Image from Michael Holden on Flickr
This evening I attended a Toastmasters meeting where the theme for the meeting was New Beginnings. It seemed appropriate. We are in a new year. The club is meeting in a new location. And on Saturday I got myself a new hairstyle.

The Table Topics question assigned to me was to tell about one of my goals for the new year, an opportunity to describe my 365 Project.  I find that telling someone else about a goal is one of the best ways to ensure that I follow through. Another member responded to her Table Topics question by describing a writers' group she joined that will be meeting through the next month. And a third member described a writing course she is teaching later this month.

Those coincidences made me decide to expand further on my goals for this project. The primary goal is for me to establish the habit of writing every day, but I also hope that others will consider writing more, too. So in addition to writing pieces that may lead up to writing whole stories, I will be sharing the lessons I learn along the way. After less than a week of my Project 365, I already have some to share.

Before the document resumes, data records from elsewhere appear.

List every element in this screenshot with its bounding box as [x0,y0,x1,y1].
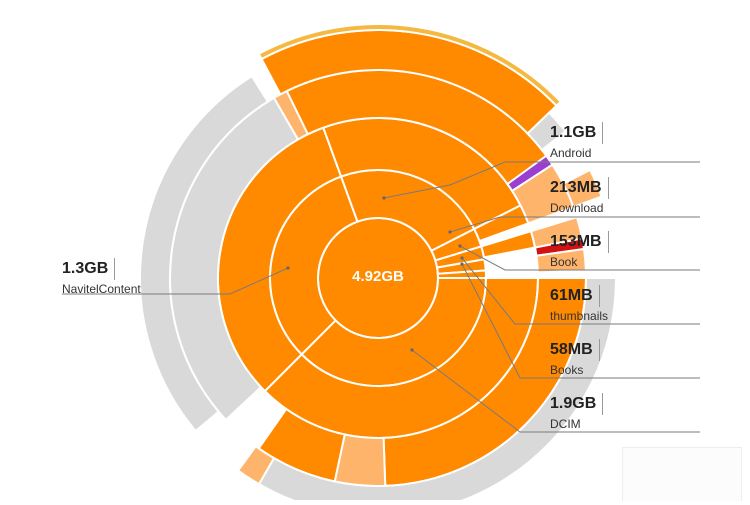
leader-dcim-dot [410,348,414,352]
leader-book-dot [458,244,462,248]
ring4-android-rim[interactable] [257,23,563,108]
folder-name: NavitelContent [62,282,141,296]
leader-thumbnails-dot [460,256,464,260]
ring3-book-light[interactable] [529,215,584,249]
callout-navitelcontent[interactable]: 1.3GB NavitelContent [62,258,262,296]
folder-name: Download [550,201,604,215]
leader-thumbnails [461,257,700,325]
leader-navitel [62,267,289,295]
ring3-thumbs-light[interactable] [535,247,587,274]
bottom-right-panel [622,447,742,501]
leader-dcim [411,349,700,433]
ring4-android-grey[interactable] [526,111,567,152]
ring3-download-light[interactable] [510,163,575,225]
folder-size: 1.1GB [550,122,604,144]
leader-download [449,216,700,233]
ring4-dcim-light[interactable] [236,444,276,486]
leader-navitel-dot [286,266,290,270]
leader-book [459,245,700,271]
folder-size: 1.9GB [550,393,604,415]
callout-book[interactable]: 153MB Book [550,231,750,269]
folder-name: thumbnails [550,309,609,323]
folder-name: Book [550,255,578,269]
callout-books[interactable]: 58MB Books [550,339,750,377]
folder-name: DCIM [550,417,581,431]
leader-books-dot [460,262,464,266]
ring4-navitel-grey[interactable] [139,74,270,433]
folder-size: 58MB [550,339,600,361]
ring4-download-light[interactable] [561,168,603,209]
leader-android [383,161,700,199]
total-size-label: 4.92GB [352,268,404,285]
callout-download[interactable]: 213MB Download [550,177,750,215]
folder-size: 61MB [550,285,600,307]
leader-download-dot [448,230,452,234]
leader-android-dot [382,196,386,200]
leader-books [461,263,700,379]
folder-size: 153MB [550,231,609,253]
folder-name: Books [550,363,584,377]
callout-thumbnails[interactable]: 61MB thumbnails [550,285,750,323]
folder-size: 213MB [550,177,609,199]
callout-android[interactable]: 1.1GB Android [550,122,750,160]
folder-name: Android [550,146,592,160]
folder-size: 1.3GB [62,258,116,280]
callout-dcim[interactable]: 1.9GB DCIM [550,393,750,431]
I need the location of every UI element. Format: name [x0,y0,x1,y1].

Image from courosa on Flickr
The first lesson is that I am surprised that the experiences I have chosen are related more to my childhood growing up in Minnesota than from the many foreign places I couldn’t wait to travel to when I was still in Minnesota growing up. The experiences easiest to draw from are those I thought were too common, too ordinary, too boring while I was living them. And that made me realize that I should have started writing much, much earlier.

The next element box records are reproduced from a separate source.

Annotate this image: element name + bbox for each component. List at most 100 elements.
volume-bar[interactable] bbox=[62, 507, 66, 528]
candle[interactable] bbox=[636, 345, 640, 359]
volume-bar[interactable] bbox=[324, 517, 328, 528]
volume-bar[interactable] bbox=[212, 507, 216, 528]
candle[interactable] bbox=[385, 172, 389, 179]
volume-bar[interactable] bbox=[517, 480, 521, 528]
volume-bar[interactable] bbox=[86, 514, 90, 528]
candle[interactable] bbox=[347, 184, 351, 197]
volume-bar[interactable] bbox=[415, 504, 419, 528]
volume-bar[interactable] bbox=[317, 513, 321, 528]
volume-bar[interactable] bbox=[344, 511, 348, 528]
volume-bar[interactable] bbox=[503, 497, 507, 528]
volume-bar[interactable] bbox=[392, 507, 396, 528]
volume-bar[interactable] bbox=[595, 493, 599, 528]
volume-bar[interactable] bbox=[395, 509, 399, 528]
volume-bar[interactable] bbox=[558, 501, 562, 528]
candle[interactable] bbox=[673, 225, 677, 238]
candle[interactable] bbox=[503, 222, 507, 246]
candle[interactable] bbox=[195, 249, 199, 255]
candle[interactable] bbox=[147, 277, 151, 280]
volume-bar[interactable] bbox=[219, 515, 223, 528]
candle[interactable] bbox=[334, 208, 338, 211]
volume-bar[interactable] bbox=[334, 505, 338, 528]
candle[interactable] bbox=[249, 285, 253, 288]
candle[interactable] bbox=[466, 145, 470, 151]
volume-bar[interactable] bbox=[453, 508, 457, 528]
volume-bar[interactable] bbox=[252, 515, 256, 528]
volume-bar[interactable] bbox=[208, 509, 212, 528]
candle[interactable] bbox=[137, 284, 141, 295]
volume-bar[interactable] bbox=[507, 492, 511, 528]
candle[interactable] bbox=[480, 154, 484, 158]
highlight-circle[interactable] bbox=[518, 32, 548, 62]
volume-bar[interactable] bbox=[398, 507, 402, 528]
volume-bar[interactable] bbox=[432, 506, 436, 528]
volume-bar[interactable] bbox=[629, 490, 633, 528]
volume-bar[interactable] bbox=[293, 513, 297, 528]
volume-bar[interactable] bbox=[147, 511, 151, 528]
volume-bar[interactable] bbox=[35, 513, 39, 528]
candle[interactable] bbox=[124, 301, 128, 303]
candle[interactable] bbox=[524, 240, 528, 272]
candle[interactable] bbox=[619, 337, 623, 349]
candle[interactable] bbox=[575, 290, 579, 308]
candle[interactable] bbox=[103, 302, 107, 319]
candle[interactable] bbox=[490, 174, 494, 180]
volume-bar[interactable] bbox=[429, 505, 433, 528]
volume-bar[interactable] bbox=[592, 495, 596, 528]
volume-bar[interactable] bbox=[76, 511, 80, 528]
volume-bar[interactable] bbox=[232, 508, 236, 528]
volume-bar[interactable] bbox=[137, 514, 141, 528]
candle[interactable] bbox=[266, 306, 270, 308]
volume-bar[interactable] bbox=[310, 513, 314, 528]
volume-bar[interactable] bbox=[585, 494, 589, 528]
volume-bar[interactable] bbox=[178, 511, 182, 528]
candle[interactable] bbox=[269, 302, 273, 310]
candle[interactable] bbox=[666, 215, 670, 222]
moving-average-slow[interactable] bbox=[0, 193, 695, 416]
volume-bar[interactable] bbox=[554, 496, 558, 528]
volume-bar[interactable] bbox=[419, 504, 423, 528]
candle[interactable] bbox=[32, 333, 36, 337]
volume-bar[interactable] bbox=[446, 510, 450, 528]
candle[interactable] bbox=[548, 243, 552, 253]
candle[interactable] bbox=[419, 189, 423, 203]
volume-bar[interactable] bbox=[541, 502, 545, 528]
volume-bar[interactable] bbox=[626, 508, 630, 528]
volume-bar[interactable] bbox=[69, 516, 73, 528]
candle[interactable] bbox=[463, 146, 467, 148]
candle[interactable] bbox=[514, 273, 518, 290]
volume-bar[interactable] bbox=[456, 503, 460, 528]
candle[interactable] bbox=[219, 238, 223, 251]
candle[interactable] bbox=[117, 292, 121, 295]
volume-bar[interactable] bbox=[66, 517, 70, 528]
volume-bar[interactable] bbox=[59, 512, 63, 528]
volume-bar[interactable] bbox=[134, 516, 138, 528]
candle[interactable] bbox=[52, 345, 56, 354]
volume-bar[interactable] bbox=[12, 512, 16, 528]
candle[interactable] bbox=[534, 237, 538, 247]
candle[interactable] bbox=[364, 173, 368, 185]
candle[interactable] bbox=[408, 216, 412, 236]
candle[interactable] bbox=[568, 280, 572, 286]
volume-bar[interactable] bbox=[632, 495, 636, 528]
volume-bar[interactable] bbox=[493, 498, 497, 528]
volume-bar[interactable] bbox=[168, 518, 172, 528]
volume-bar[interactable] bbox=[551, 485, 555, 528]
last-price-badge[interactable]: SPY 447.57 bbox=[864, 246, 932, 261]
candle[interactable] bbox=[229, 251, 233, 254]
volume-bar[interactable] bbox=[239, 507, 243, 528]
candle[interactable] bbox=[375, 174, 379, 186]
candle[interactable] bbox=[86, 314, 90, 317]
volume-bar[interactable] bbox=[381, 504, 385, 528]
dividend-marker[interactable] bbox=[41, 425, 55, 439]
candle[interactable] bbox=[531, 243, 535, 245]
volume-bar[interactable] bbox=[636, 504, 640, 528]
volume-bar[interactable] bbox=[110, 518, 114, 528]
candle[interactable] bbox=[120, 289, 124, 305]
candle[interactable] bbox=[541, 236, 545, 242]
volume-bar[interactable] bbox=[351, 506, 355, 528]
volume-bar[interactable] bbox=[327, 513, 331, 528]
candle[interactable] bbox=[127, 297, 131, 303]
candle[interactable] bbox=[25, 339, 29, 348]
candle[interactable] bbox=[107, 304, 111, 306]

The second lesson is that I have to be willing to be vulnerable when writing about the experiences I know best – my own. It is possible that someone – family member, friend, acquaintance – may recognize something of me or of themselves in what I write. So long as I am unwilling to put onto paper – even this electronic version of paper – something that others may recognize, I will never be able to write believably. It has been harder for me to write fictional pieces than stories I have clearly identified as my own experiences, such as many of the warming up exercises I prepared.
Image from urbanworkbench on Flickr

The third lesson is that I need to let go of thinking that everything I write for this project needs to be a finished, final piece. I know – intellectually at least – that writing includes lots of rewriting and editing and then rewriting again. So if I am unable to write a complete story or even a complete character description each day, I still need to write something – in order to develop the habit.

I have added a widget that includes links to several of the online writing exercises. I added them for myself, but also in the hope that others may be inspired to undertake their own writing project.  I chose 500 words as my target length and every day as the frequency. If you choose some other target length or frequency for your own writing project, and if you are willing to be vulnerable enough to share your goals with me, I’d love to know.